Call counting is another technique that can be used instead of (more often, in addition to) authentication. Like authentication, it requires a phone capable of performing its part of the process. With call counting, both the handset and the network track the number of calls made by the handset. Those numbers are compared whenever a call is made. If they do not match or if they disagree by more than a specified amount (generally one call), then the call is not allowed. Obviously, if someone has cloned a phone, then both he or she and the legitimate users will be making calls, so the network will have their combined number, whereas each handset will have only its own.

RF fingerprinting and authentication between them have proven extremely effective. Cloning fraud has dropped about 96% over the past four to five years. It has been replaced, however, by another kind of fraud called “identity theft” (as previously discussed), also known as subscription fraud.

Who Are You?

Criminals, like electrons, tend to take the path of least resistance. Make it really hard to steal what they want one way, and they find a different way to get it. In the case of cell-phones (or, more accurately, cell-phone service), the defenses in place against cloning have motivated criminals to adopt the various techniques used by credit-card thieves, which are all lumped together under the rubric of subscriber fraud.

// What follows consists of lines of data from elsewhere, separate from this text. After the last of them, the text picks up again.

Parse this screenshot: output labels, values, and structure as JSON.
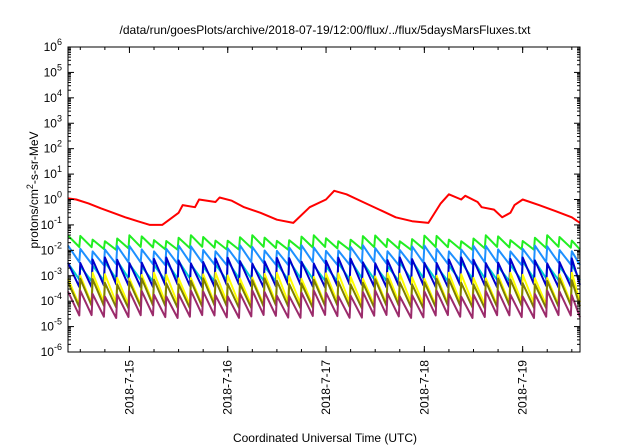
{
  "chart_data": {
    "type": "line",
    "title": "/data/run/goesPlots/archive/2018-07-19/12:00/flux/../flux/5daysMarsFluxes.txt",
    "xlabel": "Coordinated Universal Time (UTC)",
    "ylabel_prefix": "protons/cm",
    "ylabel_sup": "2",
    "ylabel_suffix": "-s-sr-MeV",
    "yscale": "log",
    "ylim": [
      1e-06,
      1000000.0
    ],
    "xlim": [
      "2018-07-14T09:00",
      "2018-07-19T14:00"
    ],
    "y_ticks": [
      {
        "base": "10",
        "exp": "-6",
        "value": 1e-06
      },
      {
        "base": "10",
        "exp": "-5",
        "value": 1e-05
      },
      {
        "base": "10",
        "exp": "-4",
        "value": 0.0001
      },
      {
        "base": "10",
        "exp": "-3",
        "value": 0.001
      },
      {
        "base": "10",
        "exp": "-2",
        "value": 0.01
      },
      {
        "base": "10",
        "exp": "-1",
        "value": 0.1
      },
      {
        "base": "10",
        "exp": "0",
        "value": 1
      },
      {
        "base": "10",
        "exp": "1",
        "value": 10
      },
      {
        "base": "10",
        "exp": "2",
        "value": 100
      },
      {
        "base": "10",
        "exp": "3",
        "value": 1000
      },
      {
        "base": "10",
        "exp": "4",
        "value": 10000
      },
      {
        "base": "10",
        "exp": "5",
        "value": 100000
      },
      {
        "base": "10",
        "exp": "6",
        "value": 1000000
      }
    ],
    "x_ticks": [
      {
        "label": "2018-7-15",
        "date": "2018-07-15T00:00"
      },
      {
        "label": "2018-7-16",
        "date": "2018-07-16T00:00"
      },
      {
        "label": "2018-7-17",
        "date": "2018-07-17T00:00"
      },
      {
        "label": "2018-7-18",
        "date": "2018-07-18T00:00"
      },
      {
        "label": "2018-7-19",
        "date": "2018-07-19T00:00"
      }
    ],
    "grid": false,
    "legend": "none",
    "series": [
      {
        "color": "#ff0000",
        "pattern": "irregular",
        "x": [
          "2018-07-14T09:00",
          "2018-07-14T11:00",
          "2018-07-14T14:00",
          "2018-07-14T17:00",
          "2018-07-14T20:00",
          "2018-07-14T23:00",
          "2018-07-15T02:00",
          "2018-07-15T05:00",
          "2018-07-15T08:00",
          "2018-07-15T12:00",
          "2018-07-15T13:00",
          "2018-07-15T16:00",
          "2018-07-15T17:00",
          "2018-07-15T21:00",
          "2018-07-15T22:00",
          "2018-07-16T01:00",
          "2018-07-16T04:00",
          "2018-07-16T08:00",
          "2018-07-16T12:00",
          "2018-07-16T16:00",
          "2018-07-16T20:00",
          "2018-07-17T00:00",
          "2018-07-17T02:00",
          "2018-07-17T05:00",
          "2018-07-17T09:00",
          "2018-07-17T13:00",
          "2018-07-17T17:00",
          "2018-07-17T21:00",
          "2018-07-18T01:00",
          "2018-07-18T04:00",
          "2018-07-18T06:00",
          "2018-07-18T09:00",
          "2018-07-18T10:00",
          "2018-07-18T13:00",
          "2018-07-18T14:00",
          "2018-07-18T17:00",
          "2018-07-18T19:00",
          "2018-07-18T21:00",
          "2018-07-18T22:00",
          "2018-07-19T00:00",
          "2018-07-19T04:00",
          "2018-07-19T08:00",
          "2018-07-19T12:00",
          "2018-07-19T14:00"
        ],
        "y": [
          1.1,
          1.0,
          0.7,
          0.45,
          0.3,
          0.2,
          0.14,
          0.1,
          0.1,
          0.3,
          0.6,
          0.5,
          1.0,
          0.8,
          1.2,
          0.9,
          0.5,
          0.3,
          0.16,
          0.12,
          0.5,
          1.0,
          2.2,
          1.6,
          0.8,
          0.4,
          0.2,
          0.14,
          0.12,
          0.7,
          1.6,
          1.0,
          1.4,
          0.8,
          0.5,
          0.4,
          0.2,
          0.3,
          0.6,
          1.0,
          0.6,
          0.35,
          0.2,
          0.12
        ]
      },
      {
        "color": "#22ee22",
        "pattern": "sawtooth",
        "high": 0.03,
        "low": 0.012
      },
      {
        "color": "#1e90ff",
        "pattern": "sawtooth",
        "high": 0.012,
        "low": 0.003
      },
      {
        "color": "#00ced1",
        "pattern": "sawtooth",
        "high": 0.003,
        "low": 0.0007
      },
      {
        "color": "#0000cd",
        "pattern": "sawtooth",
        "high": 0.004,
        "low": 0.0004
      },
      {
        "color": "#ffff00",
        "pattern": "sawtooth",
        "high": 0.001,
        "low": 8e-05
      },
      {
        "color": "#7f7f00",
        "pattern": "sawtooth",
        "high": 0.0006,
        "low": 6e-05
      },
      {
        "color": "#9b2b6b",
        "pattern": "sawtooth",
        "high": 0.0002,
        "low": 2.5e-05
      }
    ]
  }
}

As with cloning, the industry’s first defensive move was to persuade Congress to strengthen the relevant statute (in this case Title 18, Section 1028 of the U.S. Code, “fraud and related activity in connection with identification documents and information”). As the law now stands, it is a federal crime merely to steal someone’s identity information with intent to defraud. Previously, the government had to wait until fraud was committed before it could act.

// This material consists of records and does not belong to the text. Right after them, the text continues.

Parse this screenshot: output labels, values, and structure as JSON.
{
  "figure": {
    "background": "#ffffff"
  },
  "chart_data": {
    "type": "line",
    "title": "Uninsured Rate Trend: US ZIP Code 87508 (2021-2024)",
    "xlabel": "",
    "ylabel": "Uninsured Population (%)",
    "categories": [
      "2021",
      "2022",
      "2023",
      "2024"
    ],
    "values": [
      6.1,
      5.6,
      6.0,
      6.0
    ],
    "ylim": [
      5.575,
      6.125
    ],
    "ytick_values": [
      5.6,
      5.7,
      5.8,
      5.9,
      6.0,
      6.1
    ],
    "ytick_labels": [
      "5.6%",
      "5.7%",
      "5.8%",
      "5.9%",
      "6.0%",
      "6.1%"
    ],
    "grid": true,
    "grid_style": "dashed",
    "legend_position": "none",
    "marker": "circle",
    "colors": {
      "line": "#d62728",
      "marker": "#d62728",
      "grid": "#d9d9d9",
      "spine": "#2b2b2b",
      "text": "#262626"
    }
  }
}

The industry became particularly susceptible to subscriber fraud when it started pursuing new customers through such nontraditional channels as telemarketing and the Internet. Previously, cell-phone service was mostly purchased in face-to-face transactions in company-owned stores, and clerks could do things like check photo IDs to verify a customer’s identity. Now companies are finding they will have to get back to the basics if they are to keep subscriber fraud losses at a tolerable level. They are going to have to verify addresses against credit-card databases, for example. But, there are legitimate reasons for discrepancies, because people may have just moved or they may maintain multiple residences. Therefore, methods must be developed for screening out bad risks without turning off legitimate customers.

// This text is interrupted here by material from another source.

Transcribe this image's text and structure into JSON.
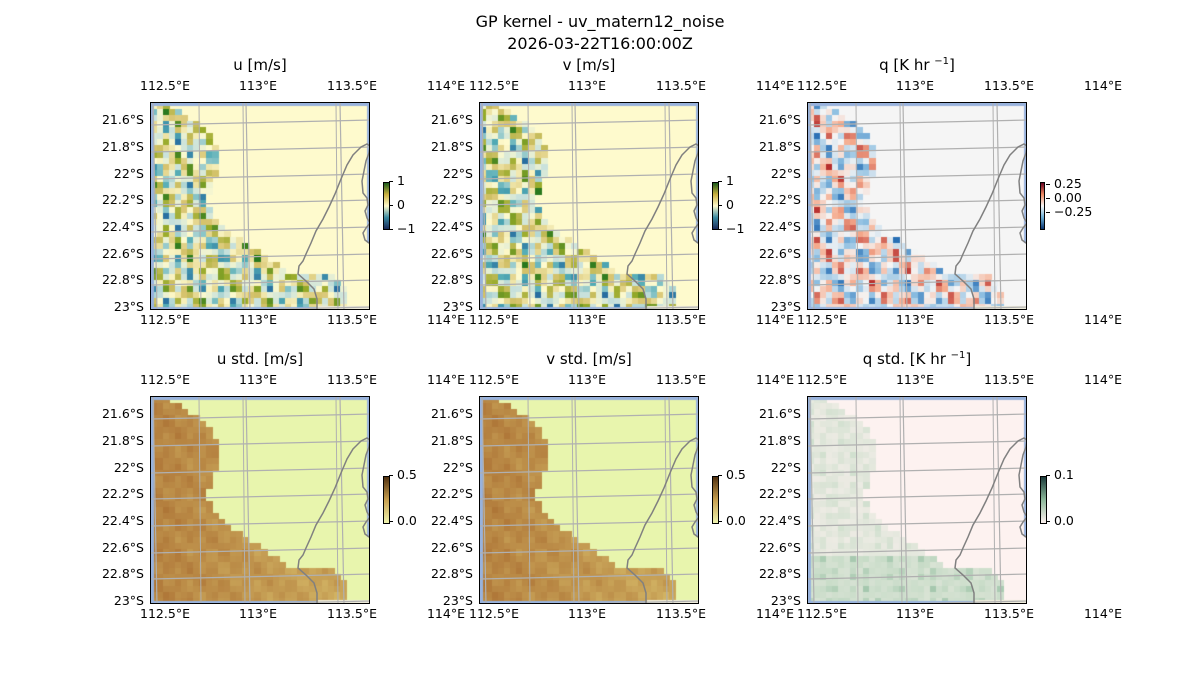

Technology as such is of limited value in this area. One thing computers are being used to do is keep track of subscriber calling patterns—the numbers they tend to call or receive calls from. If a subscriber is terminated for nonpayment of bills, and if a “new” subscriber shows up with pretty much the same calling pattern, then an alarm can be raised calling attention to the possibility that this may be the same person, and the company can look more closely at him.

Subsidy Loss

A major problem, especially in Latin America, are cell-phones moving sideways through the distribution channels. Cellular handsets are often heavily subsidized by service providers, who supply them to subscribers on condition that the subscribers remain with the company for a specific period, typically a year. But what sometimes happens is that the phones wind up being activated on some other carrier’s network.

A distributor, for example, who has purchased a batch of subsidized handsets at a low price from one carrier may find that he or she can sell them at a handsome profit to a dealer who is not affiliated with that carrier. In Latin America, that dealer may not even be in the same country as the distributor. As a result, the carrier loses the money it invested in subsidizing the phone.

As with subscriber fraud, the remedy is mostly a matter of running a tighter ship. But some sort of technological fix will also be developed, which can be described as an authentication kind of approach for the activation process. This technology is foreseen as showing up in some second-generation phones, and it will be part of any third-generation deployment.